On 12/05/2017 3:31 PM, Kyle Larose wrote:
I'm adding the dev mailing list/link bonding maintainer, because I've done some
more investigation and I'm beginning to think something is wrong.
-----Original Message-----
From: Kyle Larose
Sent: Thursday, May 11, 2017 4:55 PM
To: us...@dpdk.org
Subject: active_backup link bonding and mac address
Hey fellow DPDK users,
I have a question about the link bond pmd.
I am running 4 X710 interfaces in a link bond pmd for my application. In
LACP mode, everything works fine. But, in active_backup mode, if the primary
link fails, my application stops working. The reason is that I'm still
sending packets with the original MAC address of the link bond pmd, which is
that of the original primary slave. However, the new primary is not in
promiscuous mode, so traffic coming back with that MAC address drops.
What should I be doing here:
1) Should I be listening for the changes in the state of the primary, and
updating the MAC address I use to send? (I have it cached for efficiency)
2) Should the driver be placing the interface into promiscuous mode to allow
for this, similar to what LACP does?
3) Should the driver be overwriting the MAC on egress, similar to what the
tlb driver seems to do (in bond_ethdev_tx_burst_tlb)
I'm fine with #1, but it seems to break the goal of having the link bond pmd
be transparent to the application.
I checked the mac address of the link bond interface after the failover, and it
did not change.
It still had the MAC address of the first slave that was added. This seems
incompatible with
solution number 1 that I suggested above, which means either it the link bond
device should
update its address, or it should be promiscuous at the slave level.
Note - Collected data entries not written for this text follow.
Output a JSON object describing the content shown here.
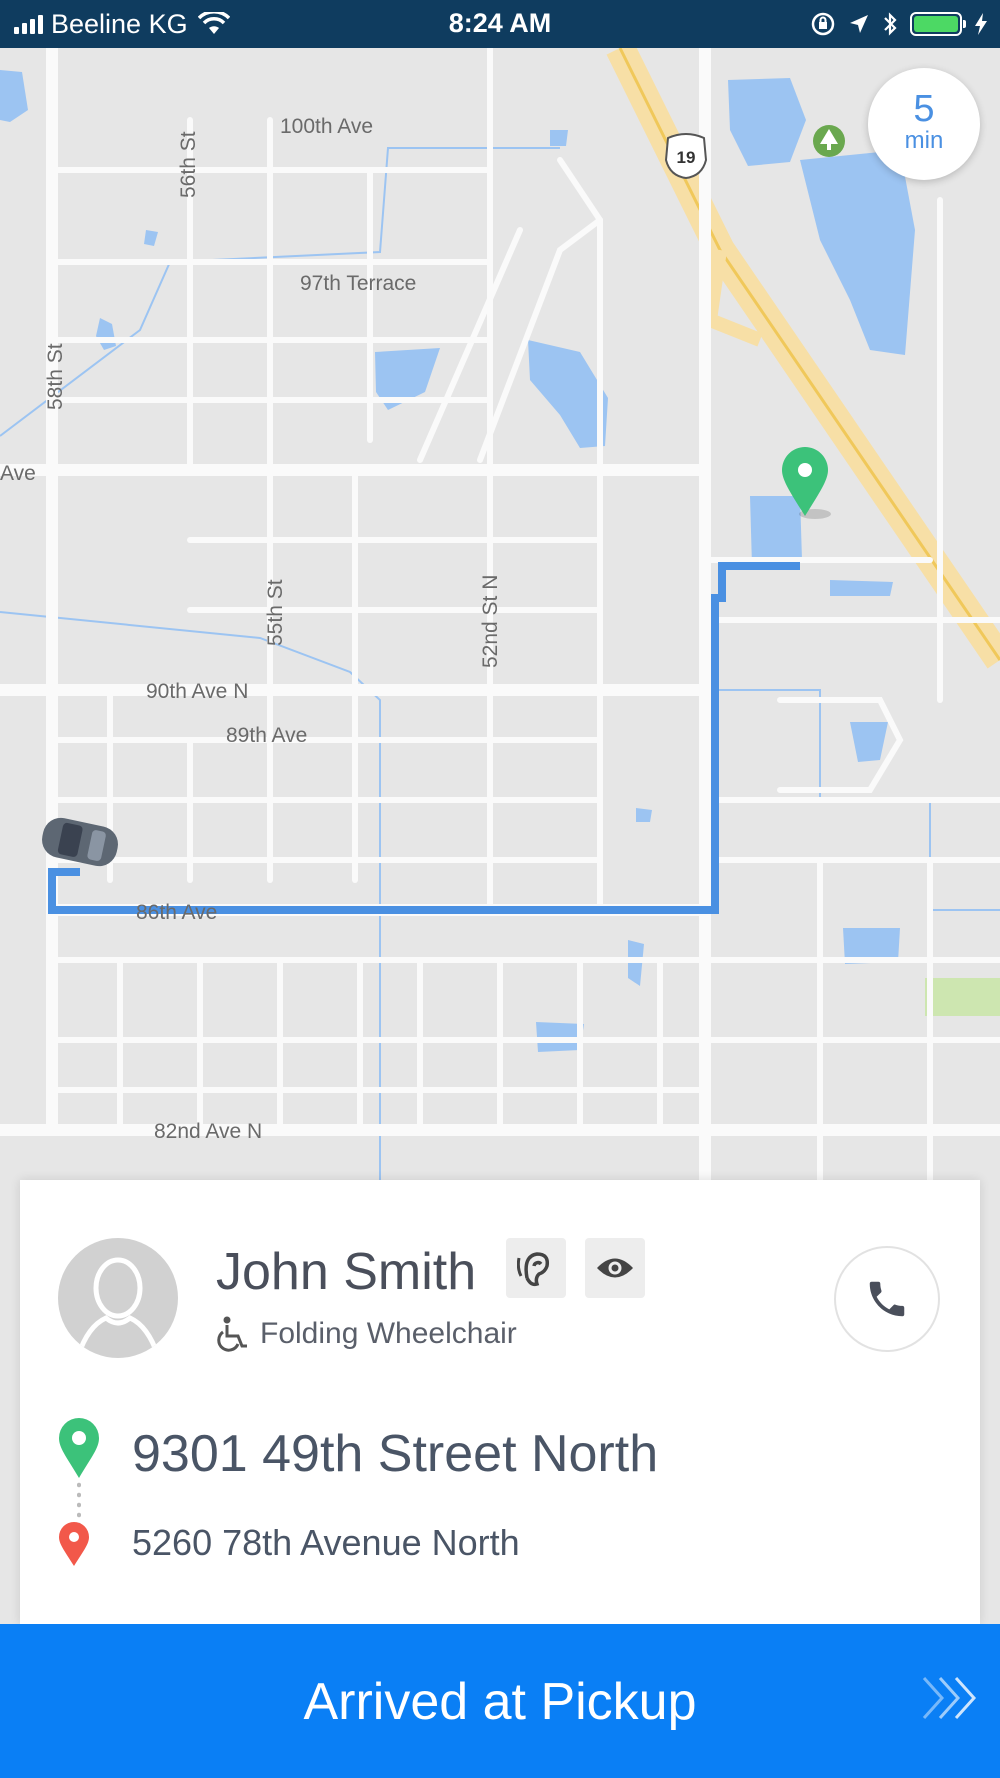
{
  "status_bar": {
    "carrier": "Beeline KG",
    "time": "8:24 AM",
    "battery_level": 1.0
  },
  "map": {
    "street_labels": [
      "100th Ave",
      "97th Terrace",
      "58th St",
      "56th St",
      "55th St",
      "52nd St N",
      "90th Ave N",
      "89th Ave",
      "86th Ave",
      "82nd Ave N",
      "Ave",
      "19"
    ],
    "eta": {
      "value": "5",
      "unit": "min"
    }
  },
  "rider": {
    "name": "John Smith",
    "needs": "Folding Wheelchair",
    "icons": [
      "hearing-icon",
      "vision-icon",
      "wheelchair-icon",
      "phone-icon"
    ]
  },
  "trip": {
    "pickup_address": "9301 49th Street North",
    "dropoff_address": "5260 78th Avenue North"
  },
  "action": {
    "label": "Arrived at Pickup"
  },
  "colors": {
    "status_bar": "#0f3c5f",
    "route": "#4a90e2",
    "pickup_pin": "#3cc27a",
    "dropoff_pin": "#f2584a",
    "primary_button": "#0a7ff5",
    "map_bg": "#e6e6e6",
    "water": "#9cc4f2"
  }
}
FWIW, I'm using 16.07. I have reproduced this on testpmd by looking at port
state. (with some
fiddling -- needed to prevent it from starting the slave interfaces, and turn
off its default
promiscuous mode.)
Does anyone have any input on this problem?
Thanks,
Kyle
Kyle, sorry I didn't see the post in the users list. I think the issue
is that the new primary is missing the bond MAC address on it's valid
MACs list, hence it is dropping the ingress packets after a fail-over
event, placing the all the slave devices into promiscuous mode as you
suggest in option 2 would probably make the issue go away but I don't
think it's the correct solution. I think we should just be adding the
bond MAC to each slaves devices valid MAC list. As only one bond slave
is only active at any time this won't cause any issues to the network,
and will mean that fail over is transparent to your application and
there is no need for MAC rewrites, which would invalidate existing ARP
table entries at downstream end points.